Langston Hughes remains a leading activist in the civil rights movement, from the early 1900s till this day. He fought against all forms of racism and discrimination, and his methods of doing so made him stand out so much, his literature. Hughes is famously known for all his written works in which he promotes equality, condemns racism and injustice, and celebrates African American culture.
Although his general written works are celebrated and are highly regarded, his poems stick out more. An example of a well acclaimed poem from Hughes is, As I Grew Older, one of his earlier poems, and was written between 1921 to 1930. A big inspiration of Hughes’s works was Walt Whitman, a human activist, journalist, and the “father of free verse”. Anyway, Whitman’s footprints could be seen all over this poem. An example of this was the poem being a free verse. The lines are unequal, there is no rhythm, and no beats can be made from the poem. Another example is the optimism Hughes shows when he speaks about how dire his situation is. He speaks about his dreams being blocked off by an insurmountable wall, “My hands! My dark hands! Break through the wall!” (ll, 24-26), but he still urges himself forward against the overwhelming challenge.

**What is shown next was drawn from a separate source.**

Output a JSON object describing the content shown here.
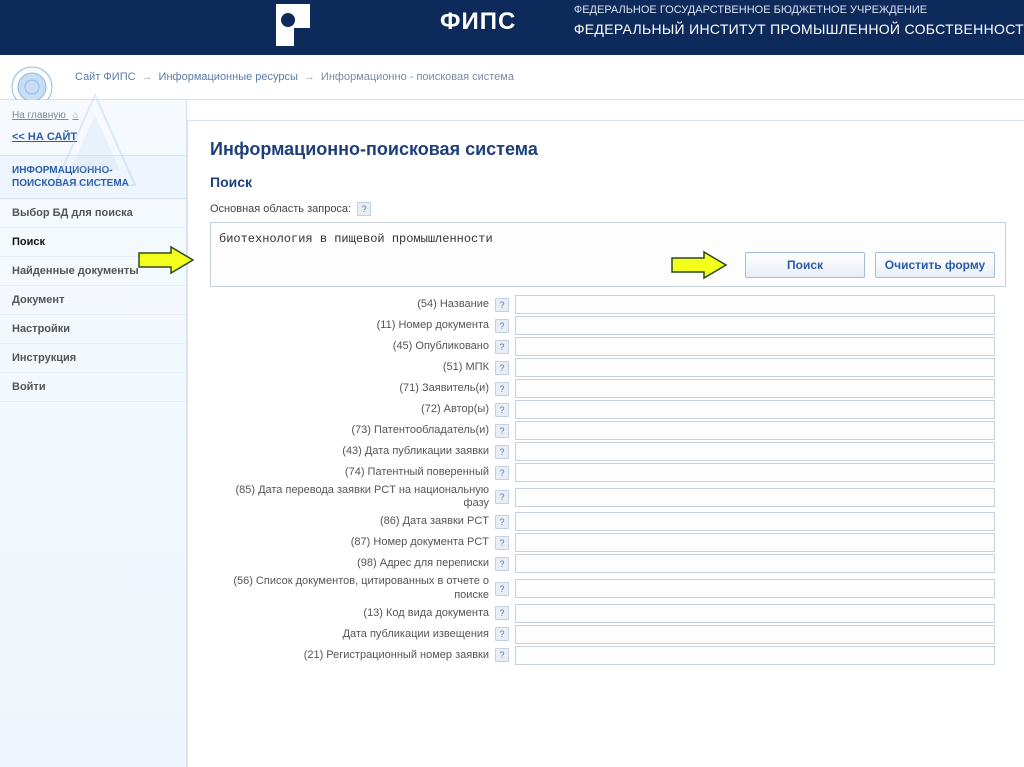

There are obvious themes in this poem; racism and dreams. Racism is a major theme in this poem, as it is in Hughes’ other works. Several policies were set up against African Americans, making their lives much harder and as a result a “wall” was created. Dreams were also discussed. Dreams are born out of human desire to achieve something, but Hughes’ and other African American’s are being blocked. Hughes doesn’t specify but he makes it clear how much his dreams means to him, as he compares it to the brightness and power of the sun. “But it was there then, In front of me, Bright like a sun, My dream” (ll, 3-6).
Hughes explains his and many other black Americans’ circumstance. They have dreams, big dreams, but they can’t achieve it because of who they are, because of their skin. No matter how hard he works or dreams, his dream just can’t seem to come to fruition, but that doesn’t stop him from trying.
This poem truly embodies the essence of Hughes’ works (from the ones I’ve read), it discusses racism and discrimination, and the putting out of a fire (his dream), but he never leaves out the hope and optimism.